I am reading in multiple images into their own numpy arrays. They are all the same size and do not share data so I figured using multiprocessing was the way to go. However, when I go to read the images in, there is a long wait time on the backend after they've been loaded for some reason.
Here is the function I'm calling:
def image_to_matrix_mp(image_str):
"""
Reads in image files and stores them in a numpy array. Doing operations on an array and then writing to the image
is faster than doing them directly on the image. This uses multiprocessing to read each file simultaneously.
:param image_str:
:return: array
"""
pic = Image.open(INPUT_FILES_DIR + image_str)
image_size = pic.size
array = np.empty([image_size[0], image_size[1]], dtype=tuple)
for x in range(image_size[0]):
if x % 1000 == 0:
print("x = %d, --- %s seconds ---" % (x, time.time() - start_time))
array_x = array[x]
for y in range(image_size[1]):
array_x[y] = pic.getpixel((x,y))
return array
and here is how I'm calling it:
def main():
start_time = time.time()
p = multiprocessing.Pool(processes=5)
[land_prov_array, areas_array, regions_array, countries_array, sea_prov_array] = p.map(POF.image_to_matrix_mp,
['land_provinces.bmp',
'land_areas.bmp',
'land_regions.bmp',
'countries.bmp',
'sea_provinces.bmp'])
p.close()
width = len(land_prov_array) # Width dimension of the map
height = len(land_prov_array[0]) # Height dimension of the map
print("All images read in --- %s seconds ---" % (time.time() - start_time))
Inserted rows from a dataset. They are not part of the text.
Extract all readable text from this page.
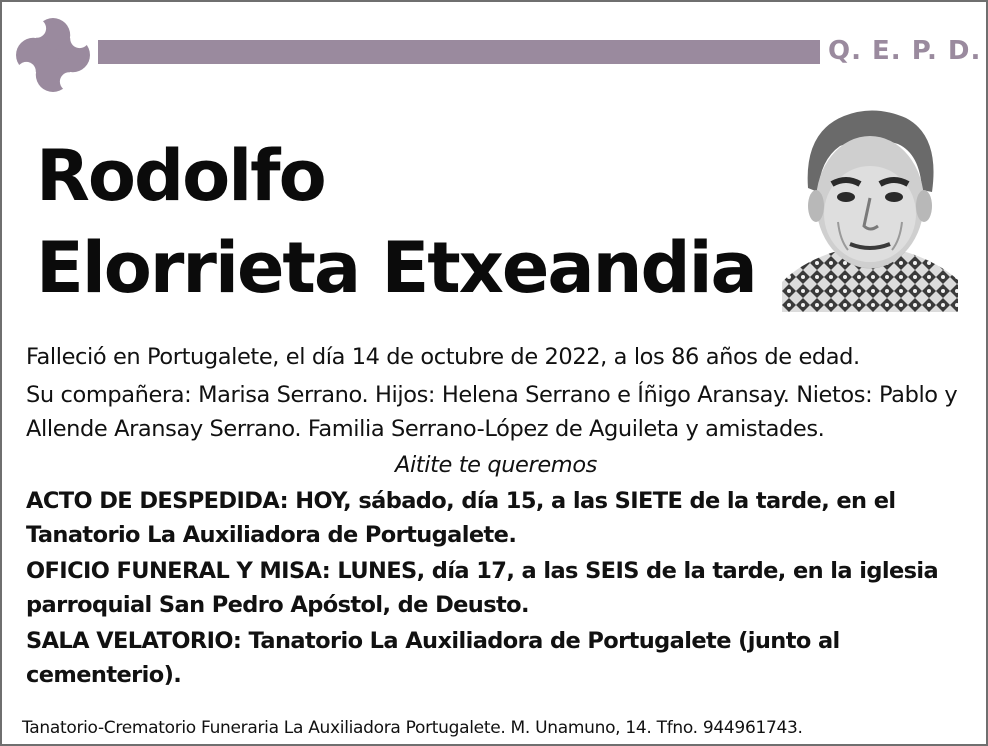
Q. E. P. D.
Rodolfo
Elorrieta Etxeandia

Falleció en Portugalete, el día 14 de octubre de 2022, a los 86 años de edad.

Su compañera: Marisa Serrano. Hijos: Helena Serrano e Íñigo Aransay. Nietos: Pablo y Allende Aransay Serrano. Familia Serrano-López de Aguileta y amistades.

Aitite te queremos

ACTO DE DESPEDIDA: HOY, sábado, día 15, a las SIETE de la tarde, en el Tanatorio La Auxiliadora de Portugalete.

OFICIO FUNERAL Y MISA: LUNES, día 17, a las SEIS de la tarde, en la iglesia parroquial San Pedro Apóstol, de Deusto.

SALA VELATORIO: Tanatorio La Auxiliadora de Portugalete (junto al cementerio).

Tanatorio-Crematorio Funeraria La Auxiliadora Portugalete. M. Unamuno, 14. Tfno. 944961743.
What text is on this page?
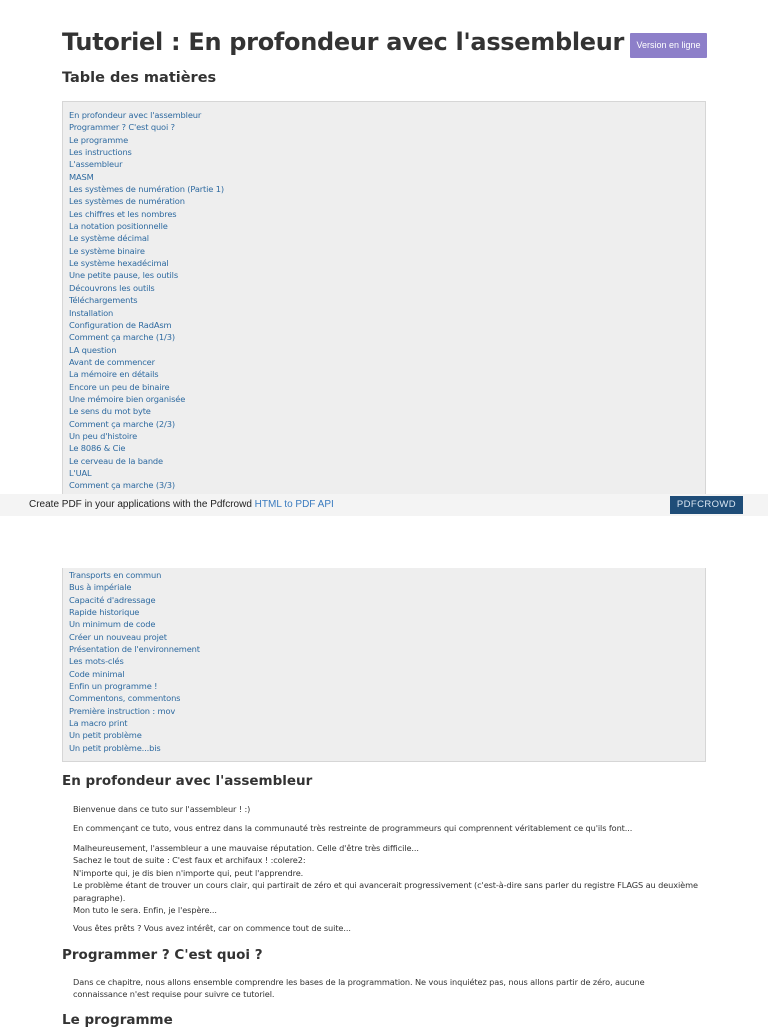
Tutoriel : En profondeur avec l'assembleur	Version en ligne
Table des matières
En profondeur avec l'assembleur
Programmer ? C'est quoi ?
Le programme
Les instructions
L'assembleur
MASM
Les systèmes de numération (Partie 1)
Les systèmes de numération
Les chiffres et les nombres
La notation positionnelle
Le système décimal
Le système binaire
Le système hexadécimal
Une petite pause, les outils
Découvrons les outils
Téléchargements
Installation
Configuration de RadAsm
Comment ça marche (1/3)
LA question
Avant de commencer
La mémoire en détails
Encore un peu de binaire
Une mémoire bien organisée
Le sens du mot byte
Comment ça marche (2/3)
Un peu d'histoire
Le 8086 & Cie
Le cerveau de la bande
L'UAL
Comment ça marche (3/3)
Create PDF in your applications with the Pdfcrowd HTML to PDF API	PDFCROWD
Transports en commun
Bus à impériale
Capacité d'adressage
Rapide historique
Un minimum de code
Créer un nouveau projet
Présentation de l'environnement
Les mots-clés
Code minimal
Enfin un programme !
Commentons, commentons
Première instruction : mov
La macro print
Un petit problème
Un petit problème...bis
En profondeur avec l'assembleur

Bienvenue dans ce tuto sur l'assembleur ! :)

En commençant ce tuto, vous entrez dans la communauté très restreinte de programmeurs qui comprennent véritablement ce qu'ils font...

Malheureusement, l'assembleur a une mauvaise réputation. Celle d'être très difficile...
Sachez le tout de suite : C'est faux et archifaux ! :colere2:
N'importe qui, je dis bien n'importe qui, peut l'apprendre.
Le problème étant de trouver un cours clair, qui partirait de zéro et qui avancerait progressivement (c'est-à-dire sans parler du registre FLAGS au deuxième paragraphe).
Mon tuto le sera. Enfin, je l'espère...

Vous êtes prêts ? Vous avez intérêt, car on commence tout de suite...

Programmer ? C'est quoi ?

Dans ce chapitre, nous allons ensemble comprendre les bases de la programmation. Ne vous inquiétez pas, nous allons partir de zéro, aucune connaissance n'est requise pour suivre ce tutoriel.

Le programme
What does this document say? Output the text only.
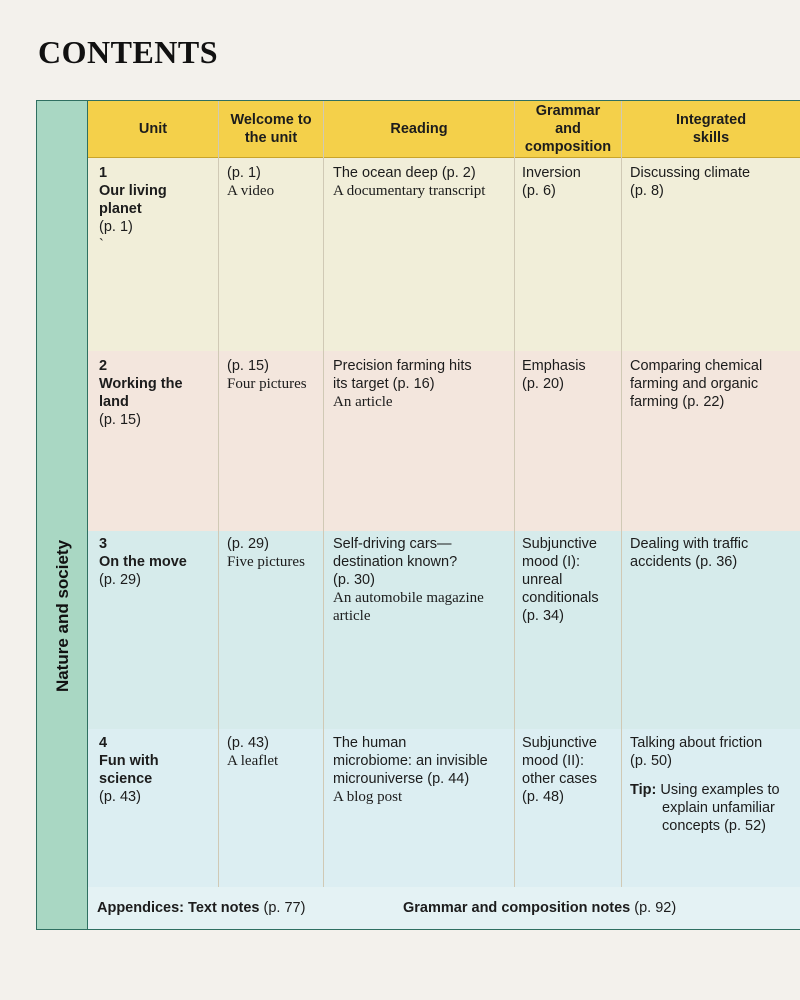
CONTENTS
Nature and society
Appendices: Text notes (p. 77)	Grammar and composition notes (p. 92)
Unit
Welcome to
the unit
Reading
Grammar
and
composition
Integrated
skills
1
Our living
planet
(p. 1)
`
(p. 1)
A video
The ocean deep (p. 2)
A documentary transcript
Inversion
(p. 6)
Discussing climate
(p. 8)
2
Working the
land
(p. 15)
(p. 15)
Four pictures
Precision farming hits
its target (p. 16)
An article
Emphasis
(p. 20)
Comparing chemical
farming and organic
farming (p. 22)
3
On the move
(p. 29)
(p. 29)
Five pictures
Self-driving cars—
destination known?
(p. 30)
An automobile magazine
article
Subjunctive
mood (I):
unreal
conditionals
(p. 34)
Dealing with traffic
accidents (p. 36)
4
Fun with
science
(p. 43)
(p. 43)
A leaflet
The human
microbiome: an invisible
microuniverse (p. 44)
A blog post
Subjunctive
mood (II):
other cases
(p. 48)
Talking about friction
(p. 50)
Tip: Using examples to
explain unfamiliar
concepts (p. 52)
I print out every 1,000th column of the matrix and then the total time it took to read the process in for debugging purposes. This is the tail end of the output:
x = 15000, --- 84.4389169216156 seconds ---
x = 15000, --- 84.94356632232666 seconds ---
x = 15000, --- 85.07920360565186 seconds ---
x = 15000, --- 85.1400408744812 seconds ---
x = 15000, --- 85.99774622917175 seconds ---
x = 16000, --- 89.95117163658142 seconds ---
x = 16000, --- 90.62337279319763 seconds ---
x = 16000, --- 90.62437009811401 seconds ---
x = 16000, --- 90.76798582077026 seconds ---
x = 16000, --- 91.90195274353027 seconds ---
All images read in --- 275.9242513179779 seconds ---
The images are 16,200 x 6,000 and as you can see here, all 5 have been read in in the first hundred seconds. However, it takes another 175 seconds for the code to move on meaning that ending the multiprocessing takes almost twice as long as the actual function it's running. Is this normal overhead for multiprocessing or am I doing something wrong?